Brazil’s Minister of Health, Humberto Costa, said that increases in the quantities spent on anti-retroviral medications could, in the medium run, prove detrimental to the national anti-AIDS program.
The high cost, according to the Minister, is due mainly to the inclusion of new items on the list of medications offered for free by the public health service.
“That was why we sent a letter to the laboratories that manufacture these drugs, for them to approve voluntary licensing (technology transfer with royalty payments) for [four of] these medications to be produced in Brazil,” Costa explained.
According to the Minister, purchasing these drugs accounts for about 66% of what the Minister spends on anti-retroviral remedies.
According to the Minister, in this year’s negotations for the purchase of anti-retroviral remedies the government obtained a discount of US$ 23.8 million (65 million reais), as against US$ 110.2 million (300 million reais) last year.
“But, partly for the very reason that last year’s discount was US$ 110.2 million, there was little room for negotiation,” he observed.

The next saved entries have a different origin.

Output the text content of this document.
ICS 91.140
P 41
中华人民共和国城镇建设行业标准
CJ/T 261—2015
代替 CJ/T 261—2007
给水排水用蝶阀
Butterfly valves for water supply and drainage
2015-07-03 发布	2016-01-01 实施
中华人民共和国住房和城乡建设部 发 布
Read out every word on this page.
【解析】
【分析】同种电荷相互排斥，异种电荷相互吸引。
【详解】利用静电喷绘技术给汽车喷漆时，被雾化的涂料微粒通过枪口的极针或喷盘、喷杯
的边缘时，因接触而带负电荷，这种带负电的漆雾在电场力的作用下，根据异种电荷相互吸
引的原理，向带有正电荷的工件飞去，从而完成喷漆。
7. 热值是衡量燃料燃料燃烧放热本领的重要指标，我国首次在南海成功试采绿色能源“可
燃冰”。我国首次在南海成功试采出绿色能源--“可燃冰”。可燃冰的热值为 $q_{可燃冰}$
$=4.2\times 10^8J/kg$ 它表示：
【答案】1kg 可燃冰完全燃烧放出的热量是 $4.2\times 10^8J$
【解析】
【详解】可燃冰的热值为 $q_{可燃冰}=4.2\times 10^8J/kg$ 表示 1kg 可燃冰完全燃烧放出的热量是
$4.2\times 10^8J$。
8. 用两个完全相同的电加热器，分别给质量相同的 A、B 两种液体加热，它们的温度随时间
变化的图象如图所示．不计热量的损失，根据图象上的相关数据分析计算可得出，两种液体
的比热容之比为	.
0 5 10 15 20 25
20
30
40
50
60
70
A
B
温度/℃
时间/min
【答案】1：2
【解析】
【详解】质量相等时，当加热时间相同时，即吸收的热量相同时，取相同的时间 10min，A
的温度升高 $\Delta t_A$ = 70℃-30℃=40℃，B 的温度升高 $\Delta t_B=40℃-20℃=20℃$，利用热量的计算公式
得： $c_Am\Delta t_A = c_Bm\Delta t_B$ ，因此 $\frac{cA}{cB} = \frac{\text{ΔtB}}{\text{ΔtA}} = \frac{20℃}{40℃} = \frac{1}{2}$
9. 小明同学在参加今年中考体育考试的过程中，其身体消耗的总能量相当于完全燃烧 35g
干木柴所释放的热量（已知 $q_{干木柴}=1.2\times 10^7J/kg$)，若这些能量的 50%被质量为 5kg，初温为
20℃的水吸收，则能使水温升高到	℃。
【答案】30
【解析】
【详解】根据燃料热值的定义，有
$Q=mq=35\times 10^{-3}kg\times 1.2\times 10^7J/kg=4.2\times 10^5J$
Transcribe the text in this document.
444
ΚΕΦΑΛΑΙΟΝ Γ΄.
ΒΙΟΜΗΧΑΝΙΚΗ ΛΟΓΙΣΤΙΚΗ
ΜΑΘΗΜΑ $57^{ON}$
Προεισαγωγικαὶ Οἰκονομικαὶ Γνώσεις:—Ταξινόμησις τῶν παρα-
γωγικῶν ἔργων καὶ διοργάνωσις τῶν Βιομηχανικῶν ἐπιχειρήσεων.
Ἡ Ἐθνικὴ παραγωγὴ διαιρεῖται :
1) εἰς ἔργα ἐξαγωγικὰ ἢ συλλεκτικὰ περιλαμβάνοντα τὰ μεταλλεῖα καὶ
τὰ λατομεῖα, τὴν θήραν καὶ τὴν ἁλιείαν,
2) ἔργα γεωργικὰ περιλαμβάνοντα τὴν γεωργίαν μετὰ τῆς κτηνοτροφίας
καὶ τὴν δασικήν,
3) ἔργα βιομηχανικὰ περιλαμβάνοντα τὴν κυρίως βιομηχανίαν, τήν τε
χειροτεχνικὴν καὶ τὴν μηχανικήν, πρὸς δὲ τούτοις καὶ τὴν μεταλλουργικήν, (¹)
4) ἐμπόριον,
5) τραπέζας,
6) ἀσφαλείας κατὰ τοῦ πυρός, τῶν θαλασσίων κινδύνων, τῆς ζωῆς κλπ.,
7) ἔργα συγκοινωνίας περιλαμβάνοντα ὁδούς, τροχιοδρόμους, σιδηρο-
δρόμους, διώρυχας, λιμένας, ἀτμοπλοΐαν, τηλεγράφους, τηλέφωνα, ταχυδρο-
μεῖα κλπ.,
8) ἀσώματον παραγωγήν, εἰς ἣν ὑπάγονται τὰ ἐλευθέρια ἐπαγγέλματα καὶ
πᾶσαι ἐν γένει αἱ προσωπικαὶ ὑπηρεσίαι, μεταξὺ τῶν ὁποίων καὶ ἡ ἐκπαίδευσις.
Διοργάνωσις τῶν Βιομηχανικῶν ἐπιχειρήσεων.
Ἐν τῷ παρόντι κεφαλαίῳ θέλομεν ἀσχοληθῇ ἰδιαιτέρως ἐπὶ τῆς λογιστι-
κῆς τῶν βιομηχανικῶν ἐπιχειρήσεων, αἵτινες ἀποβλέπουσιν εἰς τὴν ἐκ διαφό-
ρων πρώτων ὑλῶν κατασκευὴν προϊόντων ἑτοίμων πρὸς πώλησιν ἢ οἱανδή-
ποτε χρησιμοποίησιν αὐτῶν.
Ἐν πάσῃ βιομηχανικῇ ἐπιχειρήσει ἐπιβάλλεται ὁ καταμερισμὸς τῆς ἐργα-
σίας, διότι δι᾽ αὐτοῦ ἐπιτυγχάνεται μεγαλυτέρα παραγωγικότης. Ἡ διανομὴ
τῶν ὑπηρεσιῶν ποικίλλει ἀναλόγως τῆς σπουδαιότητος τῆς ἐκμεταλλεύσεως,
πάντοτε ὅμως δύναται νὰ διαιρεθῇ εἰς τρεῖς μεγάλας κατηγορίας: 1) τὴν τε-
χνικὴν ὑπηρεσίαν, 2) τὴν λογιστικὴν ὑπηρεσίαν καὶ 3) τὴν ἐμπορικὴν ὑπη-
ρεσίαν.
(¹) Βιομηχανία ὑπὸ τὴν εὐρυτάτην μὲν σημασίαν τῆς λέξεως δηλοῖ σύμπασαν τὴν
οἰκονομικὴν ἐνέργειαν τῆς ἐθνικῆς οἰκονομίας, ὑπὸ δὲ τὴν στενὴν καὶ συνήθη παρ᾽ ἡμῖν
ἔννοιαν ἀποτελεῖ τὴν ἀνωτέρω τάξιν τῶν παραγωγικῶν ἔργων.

The Ministry solicited voluntary licensing in a letter sent on March 14 to the laboratories Merck Sharp & Dohme, Abbott, and Gilead Science, Inc.
If the laboratories refuse to accept the technology transfer proposal, Costa said that the possibility of issuing a compulsory license – equivalent to patent-breaking – will be considered to enable Brazil to produce these medications. The American laboratories should define their position by the beginning of May.
Brazil currently produces eight of the 16 medications used in the AIDS “cocktail.” As soon as the country starts to produce the four drugs in question, it will only need to import the remaining four.
AIDS medicines have been produced in Brazil since 1994, and the Ministry of Health calculates that it will care for 180 thousand patients this year.